The US armed rival sectarian militias that carried out a wave of terror. This was designed to undercut the growth of any united national resistance movement.
It was eventually able to co-opt a number of Sunni tribal groups to support the occupation through the “Sunni awakening” movement, based on promises of inclusion in the Iraqi government and a share of state resources.
Maliki’s sectarianism
Nouri al-Maliki, whose government was established under the occupation, has become a vicious Shiite sectarian who has targeted the Sunni Muslim population in particular. Sunnis have been effectively excluded from the government.
Maliki has refused to spend the country’s oil wealth rebuilding infrastructure shattered by the war in Sunni areas. Thousands have been arbitrarily arrested and tortured. When a non-violent Sunni protest movement against Maliki developed in late 2012, the government responded by killing dozens of people.
According to Iraq analyst Michael Schwartz, “As the government has escalated its repression of these protests, what is essentially a guerrilla war has developed.”
These resentments have provided the space for ISIS to expand its influence. But, according to Schwartz, “most often it is not the dominant force in any locality”.
The Iraqi army in the north simply disintegrated in the face of attack, abandoning uniforms and weapons to ISIS. This reflects the impact of divided sectarian loyalties inside the army. Up to 30,000 soldiers simply turned and ran in the face of the assault. This is a huge embarrassment for the US, which invested billions of dollars to train and equip the army.
Powder keg
Iraq now faces the frightening prospect of a full-scale ethnic civil war. Senior cleric Ayatollah Sistani has called on Shiites to take up arms against the Sunni rebellion.
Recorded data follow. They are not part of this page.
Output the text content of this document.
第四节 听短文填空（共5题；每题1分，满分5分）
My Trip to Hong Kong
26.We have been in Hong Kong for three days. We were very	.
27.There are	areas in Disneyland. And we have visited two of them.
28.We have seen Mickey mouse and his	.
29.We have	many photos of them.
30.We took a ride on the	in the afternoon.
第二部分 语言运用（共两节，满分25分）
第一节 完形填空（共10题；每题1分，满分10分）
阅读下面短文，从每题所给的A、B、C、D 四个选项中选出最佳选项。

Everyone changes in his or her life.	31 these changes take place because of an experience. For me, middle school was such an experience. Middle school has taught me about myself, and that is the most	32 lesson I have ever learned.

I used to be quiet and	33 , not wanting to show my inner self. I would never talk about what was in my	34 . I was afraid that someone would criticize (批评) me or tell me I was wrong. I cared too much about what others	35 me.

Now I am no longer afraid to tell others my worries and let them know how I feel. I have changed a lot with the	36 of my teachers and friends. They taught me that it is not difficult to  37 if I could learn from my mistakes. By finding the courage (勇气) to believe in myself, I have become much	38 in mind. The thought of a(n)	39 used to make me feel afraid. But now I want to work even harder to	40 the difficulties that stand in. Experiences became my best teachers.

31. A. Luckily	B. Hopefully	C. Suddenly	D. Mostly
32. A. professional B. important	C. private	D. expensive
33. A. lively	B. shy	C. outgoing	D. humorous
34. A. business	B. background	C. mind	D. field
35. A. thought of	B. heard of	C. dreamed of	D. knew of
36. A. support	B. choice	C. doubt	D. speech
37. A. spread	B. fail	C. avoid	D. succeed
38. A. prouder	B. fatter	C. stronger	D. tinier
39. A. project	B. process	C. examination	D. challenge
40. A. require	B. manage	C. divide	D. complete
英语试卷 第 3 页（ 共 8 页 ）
The Kurds in Iraq’s north have also seized the oil-rich city of Kirkuk, which they have long hoped to set up as a Kurdish capital, after government troops there abandoned their posts.
It also threatens to draw in the major regional powers. Shiite Iran has sent 2000 initial troops into Iraq to prop up Maliki’s government.
ISIS has received backing from Sunni states such as Qatar and Saudi Arabia as a proxy against Iran and its allies.
No to intervention
US President Obama has responded by talking up the prospect of a US military response, which Tony Abbott has already promised to back. While Obama has ruled out sending large numbers of troops back to Iraq, Maliki is pressing the US to call in airstrikes.
This is a supremely arrogant response from the people who created this nightmare in the first place.
Some have claimed that US troops were responsible for holding back the sectarian civil war until they left. But as Simon Assaf pointed out in Socialist Worker, “The violence peaked in 2007. So did the US troop deployment in the country, numbering 166,300 soldiers in October 2007.”
“This puts pay to the lie that the US held in check the sectarian war.”
US military support for the Shiite government will do nothing to reduce the sectarian tensions that produced this crisis.
The violence in Iraq today is the direct result of the 2003 invasion.